A post shared by Andy Gibb (@_andy_gibb_) on

I always liked this shot of two crows as they flew past our balcony. It bugs me that the photo isn’t as sharp as it could be, but it’s good enough 🙂 Re-reading my OATS blog entry for this photo I was reminded of the moments leading up to taking the photo, which again makes me glad that I wrote down those memories.

Wild!

Wild strawberries! I’ve seen the flowers so often but the berries only rarely so this little patch was a treat. It was tempting to try them but in the end I thought the squirrels needed them more than me.

Wild strawberries grow all over the place in southwest BC, from sea-level up to the sub-alpine. I see the leaves and the flowers but only very rarely have I seen the actual fruit. The first time was on a hike in Wells Gray provincial park, and then again near Lake O’Hara. Apart from that strawberry sightings have been pretty much non-existent.

This little patch was on one of the western paths in Stanley Park in the section that suffered so badly in the storm of 2006. About a dozen strawberry plants were in simultaneous flower and fruit, and it was so very tempting to pick them.
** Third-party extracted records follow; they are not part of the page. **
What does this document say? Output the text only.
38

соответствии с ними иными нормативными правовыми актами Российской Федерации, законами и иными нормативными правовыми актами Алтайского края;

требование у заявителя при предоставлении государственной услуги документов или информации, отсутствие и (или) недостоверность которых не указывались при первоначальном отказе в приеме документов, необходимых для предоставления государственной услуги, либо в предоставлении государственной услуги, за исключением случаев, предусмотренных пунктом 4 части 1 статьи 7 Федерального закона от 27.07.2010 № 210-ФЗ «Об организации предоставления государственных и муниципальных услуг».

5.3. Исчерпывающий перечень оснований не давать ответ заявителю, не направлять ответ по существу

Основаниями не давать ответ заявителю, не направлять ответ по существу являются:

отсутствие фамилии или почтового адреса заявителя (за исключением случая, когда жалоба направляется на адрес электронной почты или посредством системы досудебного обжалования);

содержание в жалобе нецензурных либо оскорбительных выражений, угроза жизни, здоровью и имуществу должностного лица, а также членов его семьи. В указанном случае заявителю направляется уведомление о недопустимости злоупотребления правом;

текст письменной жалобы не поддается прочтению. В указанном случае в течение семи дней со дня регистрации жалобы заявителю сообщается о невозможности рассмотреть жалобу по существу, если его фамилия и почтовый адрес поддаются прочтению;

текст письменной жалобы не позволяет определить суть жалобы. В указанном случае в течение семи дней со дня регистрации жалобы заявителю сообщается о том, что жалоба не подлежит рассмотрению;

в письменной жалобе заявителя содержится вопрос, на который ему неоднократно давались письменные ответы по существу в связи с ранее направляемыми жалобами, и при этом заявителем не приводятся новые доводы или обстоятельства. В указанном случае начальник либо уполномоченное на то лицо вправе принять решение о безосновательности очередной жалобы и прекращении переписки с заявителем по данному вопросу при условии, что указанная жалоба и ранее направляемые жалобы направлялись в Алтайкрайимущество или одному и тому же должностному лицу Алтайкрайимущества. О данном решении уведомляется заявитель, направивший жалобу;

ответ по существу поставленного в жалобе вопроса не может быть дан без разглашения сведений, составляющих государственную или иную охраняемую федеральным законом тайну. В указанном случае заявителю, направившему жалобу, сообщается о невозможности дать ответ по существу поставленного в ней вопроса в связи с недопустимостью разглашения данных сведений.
Then I remembered two things: 1) the fruit was at ankle level, which means dog level and everything that implies; and 2) that I can buy strawberries at almost any time of year (especially right at this moment) and I really didn’t need anything to eat at that point, whereas the animals that call Stanley Park home only have this little window of opportunity to feast on strawberries. So I left them alone. It just felt like the right thing to do.

Pinnipeds!

Pinnipeds! A rock full of sea lions (both Steller and California) for throwback Thursday

Five years ago on the Victoria Day long weekend, we spent a few nights near Lund on the Sunshine Coast. We treated ourselves to a day trip out to Mitlenatch Island where we got to see countless sea lions, seals, dolphins, and wildflowers (on the island, naturally). The fine folks at Terracentric Adventures shared their vast local knowledge and history, and fed us a tasty lunch on the beach. A great day out – highly recommended if you’re in the area!